Victoria shivered at the stark naked emotion in his voice. This man would be destroyed if anything happened to his wife.

Eleanor frowned and shook her head. “The baby turned and, thank God, seems to be coming normally. It’s strange that a baby would turn this late in labor, but there you have it. But if the doctor’s calculations are right, the baby is still much too early. But she is quite large so it may be all right.”

Victoria detected the uncertainty in Eleanor’s voice and fear shot through her.


May
be?” Andrew asked.

Victoria swallowed and glanced at Andrew, who had turned white. Eleanor squeezed his arm. “Andrew, there’s nothing you can do right now and Prudence is a strong woman.”
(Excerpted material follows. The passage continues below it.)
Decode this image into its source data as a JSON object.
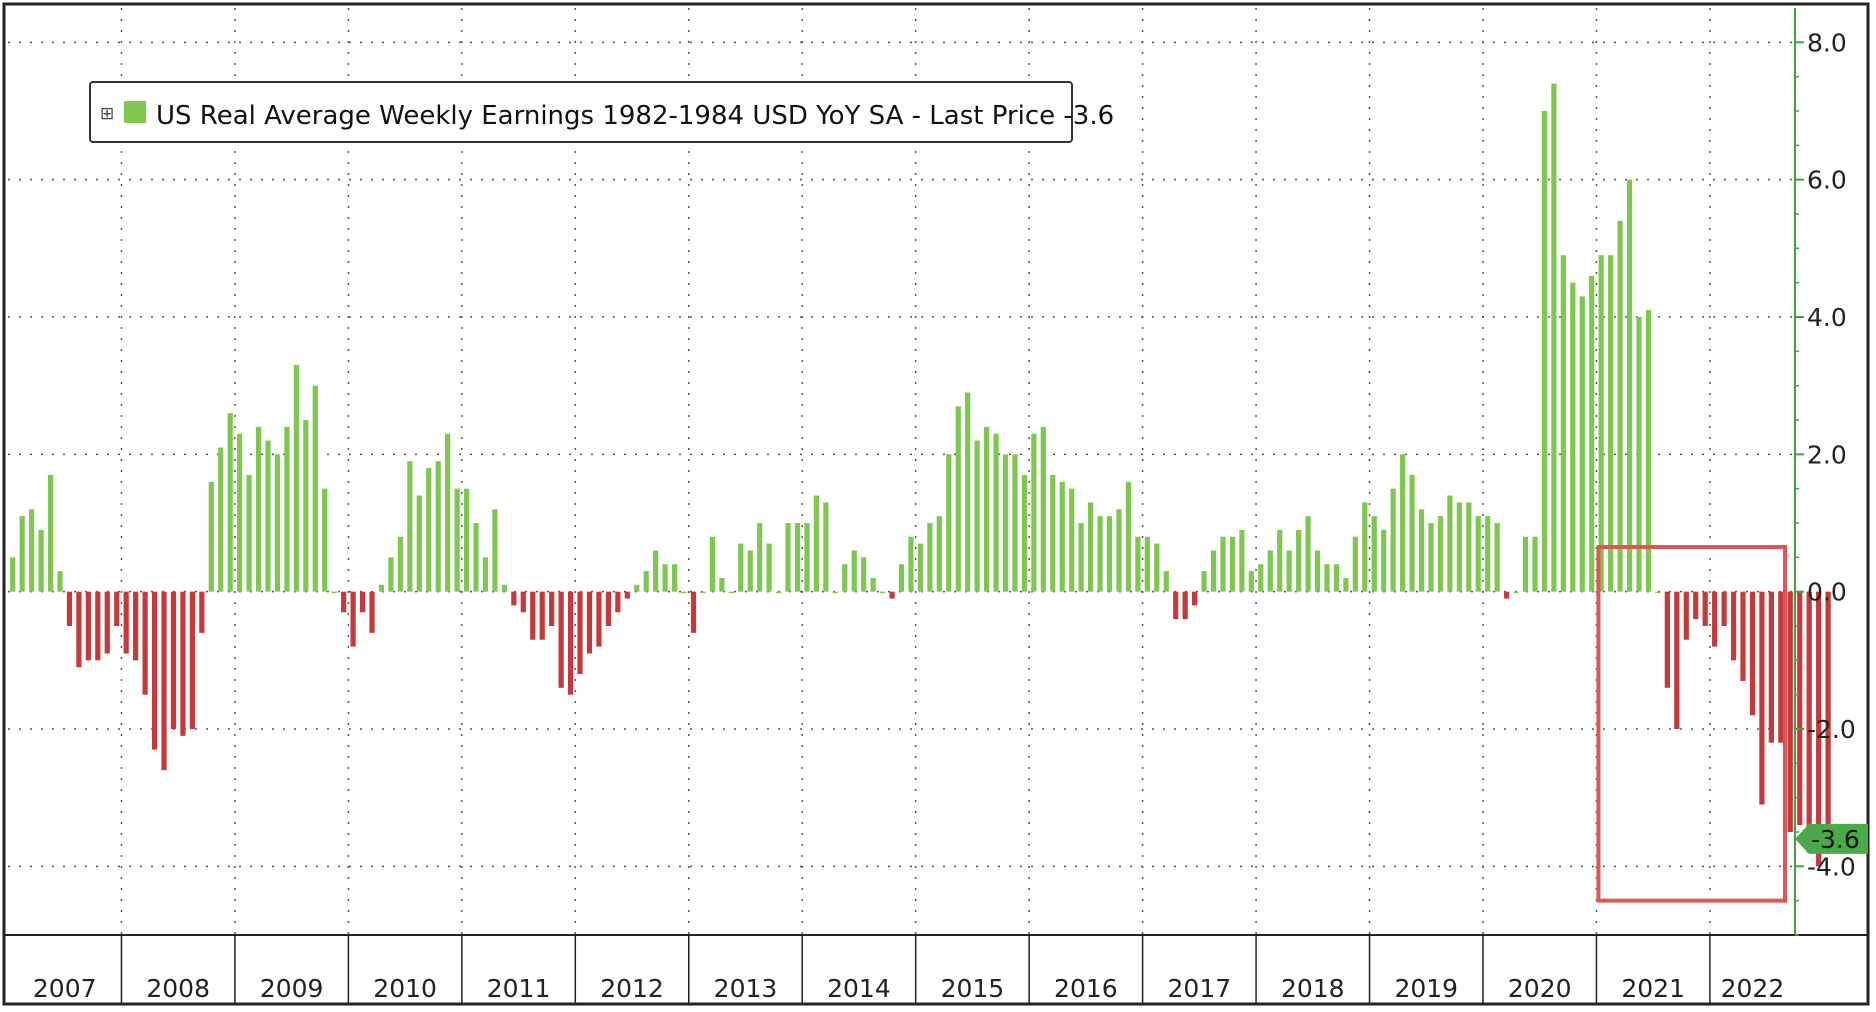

“Can I see her?” Victoria and Andrew both asked at the same time.

Eleanor shook her head. “No. The doctor said no visitors, and that Prudence needs to rest as much as possible. If it were up to me, I would let you both in, but it’s not. I’m lucky he is allowing me to stay as I don’t work here, but luckily I went to school with his nurse.”

Victoria’s heart sank.

Eleanor regarded the two of them and her mouth twisted.
“Okay. I will wait and see if the doctor takes a break. If he does, I will let you both in for a moment.”

Victoria gave her an excited hug. “Thank you so much.”

“Thank you,” Andrew said simply.

“No promises, though,” Eleanor warned as she left the room.

As she opened the door, Prudence’s screams echoed through the hallway and Andrew cried out and started for the door.